In preceding years, our Direct Access bills never even made it into a committee hearing, but things changed yesterday! We finally received a hearing! Keep your fingers crossed for us, because it’s obviously a long process before anything becomes law.

I’m actually not writing to explain the Texas legislative process or to describe the events at the Texas Capitol yesterday. I’m writing to explain how the Direct Access issue affects me as a Cash-based Physical Therapist who rarely gets referrals directly from Physicians. The majority of my patients come from word-of-mouth referrals or finding my practice online (either Google search or review sites like Yelp). When I discuss my practice with other Physical Therapists, I often get the question, “If your referrals are mostly word-of-mouth and rarely from Physicians, how do you deal with the Direct Access issue?” Here is what generally happens when a new patient calls to schedule an appointment …

Sometimes the patient was told by her Physician that she needs Physical Therapy and already has a referral. (I’m going to avoid the awkward he/she stuff and just use the feminine). If she doesn’t have a referral, it then becomes a question of whether or not she can avoid a trip to a Physician (or Chiropractor, Nurse Practitioner, Podiatrist, Dentist, etc). To see if this is possible, I go through the following questions:

  • “Have you seen any other Health Care professionals for this injury/pain?” If so, the prospective patient may be able to call that office and ask them to fax one without having to go in for another appointment.
  • If the answer to the above question is “No,” I ask her if she has a relationship with any Medical Doctors or Chiropractors anywhere. Would any of them be willing to fax a script without the patient needing to come in to see them? Does she have any Doctors in the family, even in another state, who would be willing to write a referral?
  • If the answers are all still “No,” but she does have an established relationship with a Physician in the area, I ask her to see if she can get in for a visit soon. If she can’t get an appointment soon enough, I then suggest a local urgent care center.
  • If that’s not an option either, I suggest she find a Primary Care Physician in the area who does not have a long wait. If it’s not a rural area, there is usually someone who can squeeze them in for a short visit within a day or two.
  • If she doesn’t see any of the above as good options and wants to see her busy orthopedist, then she may just have to wait a while. At that point I explain the difference between the treatment given at a POPTS and the treatment I give, and that it is always her choice where she receives PT. It is not uncommon for some orthopedists who own a PT clinic to steer the patient that way.

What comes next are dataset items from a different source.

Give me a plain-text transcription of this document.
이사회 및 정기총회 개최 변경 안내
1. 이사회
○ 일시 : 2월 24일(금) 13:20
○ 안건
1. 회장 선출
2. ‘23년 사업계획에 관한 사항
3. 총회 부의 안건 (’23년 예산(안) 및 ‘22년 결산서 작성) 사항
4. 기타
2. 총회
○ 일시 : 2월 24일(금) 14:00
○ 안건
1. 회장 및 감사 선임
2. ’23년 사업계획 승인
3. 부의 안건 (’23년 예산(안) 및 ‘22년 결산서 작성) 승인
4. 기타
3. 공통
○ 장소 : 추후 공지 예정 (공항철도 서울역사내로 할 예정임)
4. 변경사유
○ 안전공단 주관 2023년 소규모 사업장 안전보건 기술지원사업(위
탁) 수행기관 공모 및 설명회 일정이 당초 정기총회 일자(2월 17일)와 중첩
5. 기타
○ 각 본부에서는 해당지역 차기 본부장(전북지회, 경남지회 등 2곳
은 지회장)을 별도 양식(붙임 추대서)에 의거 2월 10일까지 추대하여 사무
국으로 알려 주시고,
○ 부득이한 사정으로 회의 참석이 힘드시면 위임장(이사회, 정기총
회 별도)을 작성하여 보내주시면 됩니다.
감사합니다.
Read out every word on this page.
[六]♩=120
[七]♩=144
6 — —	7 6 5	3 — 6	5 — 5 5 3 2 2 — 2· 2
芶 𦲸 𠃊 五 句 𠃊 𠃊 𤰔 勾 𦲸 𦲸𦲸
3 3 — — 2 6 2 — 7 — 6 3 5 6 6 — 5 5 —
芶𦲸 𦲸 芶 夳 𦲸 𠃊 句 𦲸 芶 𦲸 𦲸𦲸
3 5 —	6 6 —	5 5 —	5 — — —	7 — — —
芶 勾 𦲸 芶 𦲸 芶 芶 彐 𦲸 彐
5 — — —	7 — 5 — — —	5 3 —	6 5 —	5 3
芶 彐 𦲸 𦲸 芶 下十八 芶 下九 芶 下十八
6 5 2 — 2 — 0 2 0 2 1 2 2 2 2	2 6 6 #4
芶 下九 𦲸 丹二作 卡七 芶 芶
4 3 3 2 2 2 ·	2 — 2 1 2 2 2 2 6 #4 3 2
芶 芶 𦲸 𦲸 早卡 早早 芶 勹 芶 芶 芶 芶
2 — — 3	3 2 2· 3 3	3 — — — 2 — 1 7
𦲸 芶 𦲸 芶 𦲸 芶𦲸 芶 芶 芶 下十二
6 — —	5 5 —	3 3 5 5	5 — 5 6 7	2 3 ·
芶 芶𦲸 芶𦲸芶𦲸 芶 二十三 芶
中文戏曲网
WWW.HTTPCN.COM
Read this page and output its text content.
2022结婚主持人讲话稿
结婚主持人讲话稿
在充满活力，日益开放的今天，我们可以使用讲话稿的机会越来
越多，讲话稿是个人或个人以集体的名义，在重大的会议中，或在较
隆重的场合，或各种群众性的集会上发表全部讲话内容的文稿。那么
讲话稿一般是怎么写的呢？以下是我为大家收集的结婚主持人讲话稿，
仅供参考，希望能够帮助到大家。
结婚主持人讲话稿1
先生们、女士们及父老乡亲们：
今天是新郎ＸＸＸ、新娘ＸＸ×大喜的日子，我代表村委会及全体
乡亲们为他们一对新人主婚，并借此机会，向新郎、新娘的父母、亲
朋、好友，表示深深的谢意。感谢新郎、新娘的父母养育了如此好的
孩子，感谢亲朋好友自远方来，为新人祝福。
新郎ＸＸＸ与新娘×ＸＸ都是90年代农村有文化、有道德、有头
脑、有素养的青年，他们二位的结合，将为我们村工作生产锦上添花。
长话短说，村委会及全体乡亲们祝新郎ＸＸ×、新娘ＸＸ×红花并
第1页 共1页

I have lost prospective patients due to the direct access issue and to Orthopedists convincing  them to use their own PT. It’s a bummer, but as you can see from the list of questions and options above, most people who are adamant about coming to your clinic will be able to get a referral fairly quickly. If it is an emergency (ex: a newly sprained ankle, but needs to be ready for competition in a few days), I explain that their best bet is to go to the urgent care center to get an x-ray and a referral.  Then I can see them that evening.

Every State has different laws so if you are not in a Direct Access state, don’t assume that the methods above are fully applicable to you too. Check with your State Board to get the needed details. If you’re adding cash-pay services to your current or future practice, you’ll have to market directly to the public, so you’ll also have to know how to handle those calling without a referral. The above info should provide some guidance.